Die Schmerzen, die mich drei Jahre lang begleitet hatten, waren zwar nicht komplett verschwunden, hatten sich aber merklich gebessert. Im Vergleich mit den leichtesten Schmerzen, die ich damals kannte, waren die Schmerzen an jenem Morgen etwa nur noch halb so schlimm.

Obwohl Ärzte und Krankenhäuser ihr gesamtes Repertoire an mir ausprobiert hatten, musste ich die Schmerzen drei Jahre lang ertragen. Dass eine einzige Behandlung diese Schmerzen lindern konnte, war eine große Überraschung. Ich vertraute zwar damals der Schulmedizin und den Medikamenten nicht mehr, interessierte mich aber nach wie vor für die Gesundheit und das Wohlergehen des Menschen. Die Erfahrung mit Meister Yamada überzeugte mich und das bewog mich zu einem fachlichen Studium dieser Therapieform. Ich fasste den Entschluss, Neuland zu betreten. Ich reichte die Kündigung bei meinem Arbeitgeber ein und startete einen Monat später mein neues Leben in einer neu angemieteten Wohnung in Niigata.

Erst später erfuhr ich, dass sogenannte ergänzende alternative Therapieformen wohl eine eigene Kategorie von Behandlungsmethoden darstellen und bei von der Schulmedizin schwer behandelbaren Symptomen angewendet werden können. Die oben geschilderte Erfahrung war für mich die erste Begegnung mit diesen Heilmethoden, die auch als ‚Volksmedizin' oder ‚traditionelle Medizin' bezeichnet werden und die damals in Japan außerhalb der Schulmedizin angesiedelt wurden.
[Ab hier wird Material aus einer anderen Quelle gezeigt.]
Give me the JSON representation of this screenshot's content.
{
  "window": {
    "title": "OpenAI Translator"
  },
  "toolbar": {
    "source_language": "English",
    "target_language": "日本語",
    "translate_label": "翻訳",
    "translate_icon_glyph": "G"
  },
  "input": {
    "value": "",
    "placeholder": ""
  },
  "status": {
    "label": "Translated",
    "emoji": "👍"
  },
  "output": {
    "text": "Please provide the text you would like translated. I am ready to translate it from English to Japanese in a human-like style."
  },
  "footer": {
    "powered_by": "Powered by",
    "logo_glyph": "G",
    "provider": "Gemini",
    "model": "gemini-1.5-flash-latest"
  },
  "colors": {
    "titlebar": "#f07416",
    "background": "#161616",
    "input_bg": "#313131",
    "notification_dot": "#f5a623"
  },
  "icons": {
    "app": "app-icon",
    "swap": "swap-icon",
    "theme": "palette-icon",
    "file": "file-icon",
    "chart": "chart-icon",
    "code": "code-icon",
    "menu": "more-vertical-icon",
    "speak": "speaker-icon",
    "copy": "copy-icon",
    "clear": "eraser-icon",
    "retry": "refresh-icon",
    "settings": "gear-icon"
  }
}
In Japan sind Therapieformen wie die traditionelle Medizin oder die Volksmedizin, mit Ausnahme der Judo-Therapie (traditionell „Knochenbrecher“, in Japan staatl. anerkannter Beruf, Anm. d. Hrsg.) sowie der Akupunktur und Massage gesetzlich nicht geregelt. Da diese Berufe nicht geschützt sind, ist die berufliche Grundlage der Therapeuten (nur unzureichend vergleichbar den Heilpraktikern in Deutschland) relativ instabil. Neue Patienten kommen meist durch Empfehlungen anderer, die mit den Ergebnissen der Behandlungen, die sie erlebt haben, unzufrieden sind.

Meister Yamada war auch ein solcher Therapeut. Er hatte nie an einem Fachinstitut oder an einer Universität Medizin studiert. Als Praktiker beruhte seine Heilkunst ausschließlich auf Erfahrungswerten. Trotzdem suchten jeden Tag ca. 30 bis 40 Patienten seine Praxis auf und er behandelte manchmal sogar bis zu 14 Stunden am Tag ohne Unterbrechung.